FOULARDS ROUGES. L'interview caricaturale d'un individu se présentant comme l'initiateur de la marche des « Foulards rouges », le 27 janvier 2019, a suscité de nombreuses réactions. Un journaliste de la chaîne russe RT France a en effet donné la parole à un certain « David » au milieu du cortège, lequel a appelé, entre autres, à « un pouvoir policier et judiciaire plus strict pour calmer tout ce beau monde », en plébiscitant une répression à l'égard du mouvement des « gilets jaunes ». Il s'agissait d'un canular, un parmi d'autres au cours de cette journée, visant à discréditer les manifestants (source : checksnews.fr, 28 janvier 2019). RT France a rejeté les accusations de manipulation qui ont visé son « journaliste » Jonathan Moadab, un ex-activiste conspirationniste… (source : Conspiracy Watch, 20 décembre 2018).
CHARLATANISME. Le site de la RTBF (Belgique) révèle les pratiques douteuses d'une « thérapeute » qui s'est installé avec succès en région liégeoise il y a quelques mois. Le problème est qu'il n'est pas médecin et n'a aucune formation médicale.
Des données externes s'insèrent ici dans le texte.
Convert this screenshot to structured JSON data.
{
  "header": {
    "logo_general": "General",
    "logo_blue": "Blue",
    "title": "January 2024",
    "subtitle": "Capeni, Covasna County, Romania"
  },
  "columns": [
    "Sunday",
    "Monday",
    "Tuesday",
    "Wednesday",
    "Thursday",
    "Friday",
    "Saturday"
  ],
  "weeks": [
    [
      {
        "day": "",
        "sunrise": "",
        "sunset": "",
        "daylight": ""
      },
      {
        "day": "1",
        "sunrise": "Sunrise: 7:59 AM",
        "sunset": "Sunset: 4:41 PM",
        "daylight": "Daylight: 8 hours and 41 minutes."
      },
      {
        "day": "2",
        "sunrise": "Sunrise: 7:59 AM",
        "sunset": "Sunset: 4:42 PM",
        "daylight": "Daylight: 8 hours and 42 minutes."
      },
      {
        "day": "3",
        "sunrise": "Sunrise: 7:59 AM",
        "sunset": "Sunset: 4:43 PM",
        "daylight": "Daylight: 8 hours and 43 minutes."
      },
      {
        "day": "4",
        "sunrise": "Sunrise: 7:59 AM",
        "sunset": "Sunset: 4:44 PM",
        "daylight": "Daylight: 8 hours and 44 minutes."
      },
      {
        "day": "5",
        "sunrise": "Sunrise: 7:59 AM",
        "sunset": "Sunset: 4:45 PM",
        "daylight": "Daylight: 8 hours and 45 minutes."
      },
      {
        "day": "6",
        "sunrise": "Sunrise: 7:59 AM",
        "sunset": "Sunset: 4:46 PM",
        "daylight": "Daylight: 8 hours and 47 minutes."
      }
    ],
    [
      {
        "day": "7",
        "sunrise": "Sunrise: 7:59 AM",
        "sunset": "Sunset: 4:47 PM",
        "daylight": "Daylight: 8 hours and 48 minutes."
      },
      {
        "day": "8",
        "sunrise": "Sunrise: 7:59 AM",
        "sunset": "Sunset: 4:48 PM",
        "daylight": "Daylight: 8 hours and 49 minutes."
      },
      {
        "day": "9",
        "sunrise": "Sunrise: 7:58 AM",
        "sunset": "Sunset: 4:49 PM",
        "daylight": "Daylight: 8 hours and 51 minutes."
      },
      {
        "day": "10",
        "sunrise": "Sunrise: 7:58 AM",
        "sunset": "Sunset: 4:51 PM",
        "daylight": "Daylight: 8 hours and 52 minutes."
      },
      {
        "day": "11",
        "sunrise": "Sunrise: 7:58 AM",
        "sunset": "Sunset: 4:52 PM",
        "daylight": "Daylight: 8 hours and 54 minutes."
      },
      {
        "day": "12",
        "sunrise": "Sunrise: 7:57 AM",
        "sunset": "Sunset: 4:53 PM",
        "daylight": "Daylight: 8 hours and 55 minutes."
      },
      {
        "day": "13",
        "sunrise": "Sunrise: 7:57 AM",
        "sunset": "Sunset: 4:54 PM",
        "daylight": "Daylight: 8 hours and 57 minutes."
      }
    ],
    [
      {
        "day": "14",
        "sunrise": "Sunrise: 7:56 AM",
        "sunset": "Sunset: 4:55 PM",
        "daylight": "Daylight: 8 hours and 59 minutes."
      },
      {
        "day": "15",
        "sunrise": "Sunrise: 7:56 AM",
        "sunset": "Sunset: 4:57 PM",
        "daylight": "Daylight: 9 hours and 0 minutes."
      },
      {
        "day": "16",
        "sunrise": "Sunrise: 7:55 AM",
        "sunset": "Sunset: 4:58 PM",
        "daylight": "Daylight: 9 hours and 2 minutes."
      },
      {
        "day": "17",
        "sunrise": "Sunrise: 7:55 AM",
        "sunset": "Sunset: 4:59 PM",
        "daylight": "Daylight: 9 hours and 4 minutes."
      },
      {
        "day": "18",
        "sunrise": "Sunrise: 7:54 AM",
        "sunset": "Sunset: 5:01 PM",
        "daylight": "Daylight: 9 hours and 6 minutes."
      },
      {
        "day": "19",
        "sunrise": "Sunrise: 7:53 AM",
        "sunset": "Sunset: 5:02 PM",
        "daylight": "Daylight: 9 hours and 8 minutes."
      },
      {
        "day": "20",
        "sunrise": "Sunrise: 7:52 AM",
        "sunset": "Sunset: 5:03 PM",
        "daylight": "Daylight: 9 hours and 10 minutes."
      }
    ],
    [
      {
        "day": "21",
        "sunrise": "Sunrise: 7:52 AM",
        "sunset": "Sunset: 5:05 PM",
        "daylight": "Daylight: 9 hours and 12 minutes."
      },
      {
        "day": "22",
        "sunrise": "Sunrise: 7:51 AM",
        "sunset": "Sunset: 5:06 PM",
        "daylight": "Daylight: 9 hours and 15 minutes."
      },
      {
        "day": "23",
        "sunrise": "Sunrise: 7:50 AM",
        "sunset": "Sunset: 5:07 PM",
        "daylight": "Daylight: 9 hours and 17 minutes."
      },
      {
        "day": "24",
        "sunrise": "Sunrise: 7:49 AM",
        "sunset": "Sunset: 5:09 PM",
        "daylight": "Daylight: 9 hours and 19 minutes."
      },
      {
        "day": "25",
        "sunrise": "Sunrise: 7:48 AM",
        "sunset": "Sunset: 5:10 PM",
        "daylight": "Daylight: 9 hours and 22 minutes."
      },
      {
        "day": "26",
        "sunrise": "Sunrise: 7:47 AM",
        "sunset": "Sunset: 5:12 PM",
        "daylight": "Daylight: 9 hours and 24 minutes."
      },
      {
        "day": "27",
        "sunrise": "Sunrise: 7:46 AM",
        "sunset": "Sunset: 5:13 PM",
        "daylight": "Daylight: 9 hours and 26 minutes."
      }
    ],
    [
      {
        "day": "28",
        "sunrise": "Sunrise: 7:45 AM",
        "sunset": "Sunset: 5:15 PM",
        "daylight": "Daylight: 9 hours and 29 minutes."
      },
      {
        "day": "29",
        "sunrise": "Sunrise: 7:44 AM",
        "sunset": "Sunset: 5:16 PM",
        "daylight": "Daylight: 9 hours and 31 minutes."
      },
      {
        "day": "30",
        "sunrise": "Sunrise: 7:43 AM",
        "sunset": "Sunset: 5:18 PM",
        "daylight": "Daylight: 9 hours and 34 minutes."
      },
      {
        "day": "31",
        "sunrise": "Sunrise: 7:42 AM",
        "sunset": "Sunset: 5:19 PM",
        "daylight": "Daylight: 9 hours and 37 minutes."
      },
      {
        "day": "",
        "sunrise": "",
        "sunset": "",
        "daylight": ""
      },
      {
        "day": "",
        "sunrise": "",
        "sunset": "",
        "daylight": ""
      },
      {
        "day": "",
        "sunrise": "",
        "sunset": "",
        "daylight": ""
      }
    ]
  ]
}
Sa thérapie est basée sur des théories fumeuses, des vitamines et des cures alimentaires farfelues. L'équipe d'On n'est pas des Pigeons a pris rendez-vous et y est allée en caméra cachée, en compagnie d'une mère et de son enfant autiste : « On entre dans une monde étranger, digne d'une secte. On nage en plein délire quand il explique la cause des maladies : pour lui ce sont les vaccins et les « chemtrails »… » (source : rtbf.be, 17 janvier 2019).
NÉGATIONNISME. Il existe à Marseille, depuis 2015, une association dont la finalité est de traquer les propos négationnistes relatifs au génocide des Arméniens sur Twitter. L'Association pour la recherche et l'archivage de la mémoire arménienne (ARAM) a pu constater l'explosion de ce type de contenus, en particulier au cours de l'année 2018. Le relevé et le signalement de ceux-ci ne donnent pourtant pas lieu, pour le moment, à des sanctions, en raison d'une non pénalisation du négationnisme du génocide des Arméniens. « On a essayé de comprendre, à travers la terminologie et les arguments, quelle était la source de ce négationnisme et on s'est rendu compte que ces twittos reprenaient les propos diffusés par l'État turc, par ses représentants diplomatiques ou son président, explique Vartan Arzoumanian, membre de l'association. Il y aurait pourtant une forme d'urgence, en matière d'éducation et de formation des enseignants, à davantage considérer les enjeux liés à un sujet qui met l'opinion en prise avec un négationnisme d'État… (source : laprovence.com, 25 janvier 2019).